Keempat, implementasi bertujuan untuk melengkapi tindakan keperawatan yang
diperlukan untuk menyelesaikan rencana asuhan. Langkah ini mencakup tahapan dalam
mengkaji kembali klien, menelaah dan memodifikasi rencana perawatan yang sudah ada, dan
melakukan tindakan keperawatan.
Kelima, evaluasi bertujuan untuk menentukan seberapa jauh tujuan asuhan telah dicapai.
Langkah ini mencakup tahapan dalam membandingkan respons klien dengan criteria,
menganalisis alasan untuk hasil dan konklusi, dan memodifikasi rencana asuhan.
Dari pembahasan diatas, dapat disimpulkan bahwa pentingnya kemampuan perawat
untuk berpikir kritis dalam proses keperawatan. Proses keperawatan inilah yang nantinya
menjadi standar untuk praktik keperawatan professional.
2.2. Perumusan Diagnosa Keperawatan
2.2.1. Definisi Diagnosa Keperawatan
Diagnosa keperawatan merupakan tahap kedua dari proses keperawatan setelah tahap
Assesment (pengkajian). Istilah diagnosa keperawatan diperkenalkan pertama kali oleh V. Fry
yang menguraikan langkah yang diperlukan dalam mengembangkan rencana asuhan
keperawatan. Beberapa ahli mempunyai pendapat sendiri dalam mendefinisikan diagnosa
keperawatan. Shoemaker,1984, mendefinisikan diagnosa keperawatan sebagai keputusan klinis
mengenai individu, keluarga, atau masyarakat yang diperoleh melalui suatu proses pengumpulan
data dan analisis cermat dan sistematis, memberikan dasar pembuatan ketentuan-ketentuan untuk
terapi yang pasti di mana perawat bertanggung jawab.

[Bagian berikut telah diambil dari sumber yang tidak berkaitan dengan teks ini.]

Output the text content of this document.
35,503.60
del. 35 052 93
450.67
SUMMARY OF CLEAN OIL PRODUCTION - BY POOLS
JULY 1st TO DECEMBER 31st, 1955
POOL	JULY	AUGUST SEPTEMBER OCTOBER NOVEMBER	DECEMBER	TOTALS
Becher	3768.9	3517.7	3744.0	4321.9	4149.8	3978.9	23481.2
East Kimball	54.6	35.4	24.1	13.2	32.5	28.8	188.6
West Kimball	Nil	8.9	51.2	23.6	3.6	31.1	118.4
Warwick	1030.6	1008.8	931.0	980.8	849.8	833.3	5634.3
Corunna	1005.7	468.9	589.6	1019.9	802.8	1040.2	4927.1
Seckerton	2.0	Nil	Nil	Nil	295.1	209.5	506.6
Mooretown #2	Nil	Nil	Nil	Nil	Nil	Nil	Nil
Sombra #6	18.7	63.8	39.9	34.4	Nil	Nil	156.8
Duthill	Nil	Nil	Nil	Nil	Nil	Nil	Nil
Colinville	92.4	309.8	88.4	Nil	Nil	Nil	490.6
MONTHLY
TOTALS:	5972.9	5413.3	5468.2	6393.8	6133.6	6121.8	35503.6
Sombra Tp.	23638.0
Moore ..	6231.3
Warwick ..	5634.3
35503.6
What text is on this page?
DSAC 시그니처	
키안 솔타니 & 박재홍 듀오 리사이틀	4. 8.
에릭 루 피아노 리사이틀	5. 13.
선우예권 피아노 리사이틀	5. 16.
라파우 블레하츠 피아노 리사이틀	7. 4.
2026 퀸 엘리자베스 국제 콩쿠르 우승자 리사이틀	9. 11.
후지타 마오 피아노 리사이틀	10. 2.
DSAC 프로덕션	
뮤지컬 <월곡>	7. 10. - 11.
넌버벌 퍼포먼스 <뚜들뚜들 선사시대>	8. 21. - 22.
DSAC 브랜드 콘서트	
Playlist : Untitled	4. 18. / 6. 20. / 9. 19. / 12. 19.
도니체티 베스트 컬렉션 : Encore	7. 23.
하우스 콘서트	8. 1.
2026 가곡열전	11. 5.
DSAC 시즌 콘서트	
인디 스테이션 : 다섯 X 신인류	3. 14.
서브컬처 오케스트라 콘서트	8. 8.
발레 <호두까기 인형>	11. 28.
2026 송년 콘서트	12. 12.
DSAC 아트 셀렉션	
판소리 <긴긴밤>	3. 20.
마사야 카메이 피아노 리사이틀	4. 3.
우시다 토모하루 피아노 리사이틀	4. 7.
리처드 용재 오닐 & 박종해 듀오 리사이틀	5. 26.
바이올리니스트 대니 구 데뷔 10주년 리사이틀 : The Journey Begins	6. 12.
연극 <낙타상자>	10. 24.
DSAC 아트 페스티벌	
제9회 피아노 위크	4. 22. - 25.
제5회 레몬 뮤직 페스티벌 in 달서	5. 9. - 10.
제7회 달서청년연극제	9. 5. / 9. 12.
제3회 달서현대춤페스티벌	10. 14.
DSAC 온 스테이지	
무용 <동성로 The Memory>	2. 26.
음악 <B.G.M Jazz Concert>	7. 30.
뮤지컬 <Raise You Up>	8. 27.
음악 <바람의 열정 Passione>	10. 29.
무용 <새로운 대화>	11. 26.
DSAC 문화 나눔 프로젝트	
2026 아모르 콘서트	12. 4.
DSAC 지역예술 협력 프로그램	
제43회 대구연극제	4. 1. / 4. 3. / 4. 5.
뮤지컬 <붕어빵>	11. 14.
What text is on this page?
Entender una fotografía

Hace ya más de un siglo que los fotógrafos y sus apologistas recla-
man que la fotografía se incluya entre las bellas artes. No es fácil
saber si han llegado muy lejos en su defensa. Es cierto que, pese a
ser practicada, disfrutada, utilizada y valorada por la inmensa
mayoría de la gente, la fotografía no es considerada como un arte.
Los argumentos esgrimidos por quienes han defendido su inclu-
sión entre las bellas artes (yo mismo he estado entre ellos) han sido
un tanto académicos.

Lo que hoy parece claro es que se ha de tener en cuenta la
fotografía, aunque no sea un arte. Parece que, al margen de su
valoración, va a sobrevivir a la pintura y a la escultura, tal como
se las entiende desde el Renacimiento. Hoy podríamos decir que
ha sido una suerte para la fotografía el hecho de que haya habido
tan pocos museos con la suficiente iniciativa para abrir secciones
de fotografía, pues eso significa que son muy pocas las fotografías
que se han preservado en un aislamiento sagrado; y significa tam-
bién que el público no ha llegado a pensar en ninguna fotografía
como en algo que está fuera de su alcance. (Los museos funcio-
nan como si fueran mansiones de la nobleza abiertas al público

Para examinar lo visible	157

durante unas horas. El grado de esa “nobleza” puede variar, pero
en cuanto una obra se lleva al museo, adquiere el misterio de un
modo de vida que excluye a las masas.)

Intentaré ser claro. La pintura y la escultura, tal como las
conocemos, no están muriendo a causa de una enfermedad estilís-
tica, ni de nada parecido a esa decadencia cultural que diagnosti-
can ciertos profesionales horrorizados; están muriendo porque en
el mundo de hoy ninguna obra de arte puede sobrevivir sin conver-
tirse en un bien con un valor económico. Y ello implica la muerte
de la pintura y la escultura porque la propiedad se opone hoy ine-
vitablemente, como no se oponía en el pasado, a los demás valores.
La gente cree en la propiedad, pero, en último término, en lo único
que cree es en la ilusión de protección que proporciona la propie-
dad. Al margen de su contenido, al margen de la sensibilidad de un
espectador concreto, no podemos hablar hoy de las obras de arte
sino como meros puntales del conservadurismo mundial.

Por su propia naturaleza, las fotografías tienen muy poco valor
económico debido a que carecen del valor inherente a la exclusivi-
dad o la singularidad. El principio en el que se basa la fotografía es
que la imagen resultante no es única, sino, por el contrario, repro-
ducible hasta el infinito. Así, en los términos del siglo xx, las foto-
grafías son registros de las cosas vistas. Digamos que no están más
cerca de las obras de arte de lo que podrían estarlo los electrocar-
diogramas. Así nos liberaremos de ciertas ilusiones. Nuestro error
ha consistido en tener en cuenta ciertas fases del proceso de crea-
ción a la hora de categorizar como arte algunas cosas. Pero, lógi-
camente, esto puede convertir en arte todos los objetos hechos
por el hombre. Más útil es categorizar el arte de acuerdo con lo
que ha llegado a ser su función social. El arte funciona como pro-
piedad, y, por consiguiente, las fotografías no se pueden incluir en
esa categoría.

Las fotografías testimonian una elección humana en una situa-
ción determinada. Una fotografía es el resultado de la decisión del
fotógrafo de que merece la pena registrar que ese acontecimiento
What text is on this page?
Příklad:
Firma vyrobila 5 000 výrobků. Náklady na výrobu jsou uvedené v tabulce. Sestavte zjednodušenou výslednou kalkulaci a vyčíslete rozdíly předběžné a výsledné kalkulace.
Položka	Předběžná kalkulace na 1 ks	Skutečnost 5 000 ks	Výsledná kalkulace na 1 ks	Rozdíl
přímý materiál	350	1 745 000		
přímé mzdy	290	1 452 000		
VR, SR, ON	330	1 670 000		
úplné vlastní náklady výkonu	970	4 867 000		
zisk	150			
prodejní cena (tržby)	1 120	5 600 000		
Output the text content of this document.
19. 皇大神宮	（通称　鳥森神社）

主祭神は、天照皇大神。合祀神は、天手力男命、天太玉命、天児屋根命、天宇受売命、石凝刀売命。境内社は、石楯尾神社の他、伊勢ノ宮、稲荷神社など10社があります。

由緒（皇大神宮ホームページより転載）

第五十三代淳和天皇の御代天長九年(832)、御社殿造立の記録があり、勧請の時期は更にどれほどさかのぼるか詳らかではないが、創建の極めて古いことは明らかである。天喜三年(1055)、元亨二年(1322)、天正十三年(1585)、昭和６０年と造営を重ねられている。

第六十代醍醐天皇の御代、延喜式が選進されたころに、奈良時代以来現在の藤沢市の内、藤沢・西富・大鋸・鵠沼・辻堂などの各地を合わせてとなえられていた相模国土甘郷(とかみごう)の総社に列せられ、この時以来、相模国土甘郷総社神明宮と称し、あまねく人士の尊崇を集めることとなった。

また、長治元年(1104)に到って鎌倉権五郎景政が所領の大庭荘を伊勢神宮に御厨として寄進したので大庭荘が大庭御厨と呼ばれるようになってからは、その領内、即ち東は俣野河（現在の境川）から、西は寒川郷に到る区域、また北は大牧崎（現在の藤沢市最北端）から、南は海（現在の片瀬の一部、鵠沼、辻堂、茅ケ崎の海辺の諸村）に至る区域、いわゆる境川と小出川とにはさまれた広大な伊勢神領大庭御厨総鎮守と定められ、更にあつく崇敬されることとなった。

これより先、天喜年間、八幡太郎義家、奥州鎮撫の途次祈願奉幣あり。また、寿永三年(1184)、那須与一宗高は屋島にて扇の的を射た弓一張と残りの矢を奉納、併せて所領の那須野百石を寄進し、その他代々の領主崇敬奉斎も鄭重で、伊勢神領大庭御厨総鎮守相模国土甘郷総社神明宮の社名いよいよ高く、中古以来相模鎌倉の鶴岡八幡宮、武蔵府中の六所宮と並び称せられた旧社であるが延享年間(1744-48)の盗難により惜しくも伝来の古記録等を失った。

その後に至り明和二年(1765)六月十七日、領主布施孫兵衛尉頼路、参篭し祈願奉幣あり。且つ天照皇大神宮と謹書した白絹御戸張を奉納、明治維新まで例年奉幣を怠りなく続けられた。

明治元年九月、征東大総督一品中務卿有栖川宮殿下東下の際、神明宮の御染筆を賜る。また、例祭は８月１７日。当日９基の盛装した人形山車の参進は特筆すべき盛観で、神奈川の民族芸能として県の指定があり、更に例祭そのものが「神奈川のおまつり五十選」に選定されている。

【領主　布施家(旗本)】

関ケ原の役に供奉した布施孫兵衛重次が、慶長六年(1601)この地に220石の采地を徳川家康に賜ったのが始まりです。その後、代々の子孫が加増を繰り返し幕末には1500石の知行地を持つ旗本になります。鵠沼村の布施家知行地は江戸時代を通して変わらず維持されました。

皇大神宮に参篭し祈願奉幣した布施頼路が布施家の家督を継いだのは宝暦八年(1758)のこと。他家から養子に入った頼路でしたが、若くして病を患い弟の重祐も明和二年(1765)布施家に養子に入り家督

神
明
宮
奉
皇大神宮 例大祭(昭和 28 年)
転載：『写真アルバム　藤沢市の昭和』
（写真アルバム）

Sedangkan Carpenito, 1988,
mendefinisikan diagnosa keperawatan sebagai suatu pernyataan yang menguraikan respons
manusiawi dari individu atau kelompok di mana perawat dapat secara legal mengidentifikasi di
mana perawat dapat memiinta suatu intervensi yang pasti untuk memelihara keadaan kesehatan,
untuk mengurangi, menghilangkan atau mencegah perubahan.
Pada bulan Maret 1990, pada konferensi ke-9 dari North American Nursing Diagnosis
Association (NANDA), sebuah organisasi yang berwenang terhadap perumusan diagnose
keperawatan, menyetujui definisi diagnose keperawatan sebagai keputusan klinis mengenai
seseorang, keluarga, atau masyarakat sebagai akibat dari masalah-masalah kesehatan/proses
kehidupan yang actual atau potensial. Diagnosa keperawatan ini memberikan dasar-dasar
pemilihan intervensi untuk mencapai hasil yang menjadi tanggung gugat perawat. (NANDA,
1990).
1. Format Pernyataan Diagnostik
Dalam penulisan pernyataan diagnosa, ada beberapa format yang dapat dipakai sebagai acuan
dalam merumuskan suatu diagnosa klien, antara lain format PES, format SOAPIE, dan catatan
fokus.
a. Format PES
Gordon mengidentifikasi format ini untuk mencatat tanda-tanda dan gejala dari
sebuah diagnosa. PES dapat diideentifikasi sebagai P (problem/need), E (etiology),
dan S (sign/symptom).
Problem adalah nama atau label diagnosa yang diidentifikasi dari daftar NANDA,
yang menunjukkan suatu masalah yang berkenaan dengan perhatian pasien/orang
terdekat dan perawat, yang memerlukan intervensi atau penanganan keperawatan.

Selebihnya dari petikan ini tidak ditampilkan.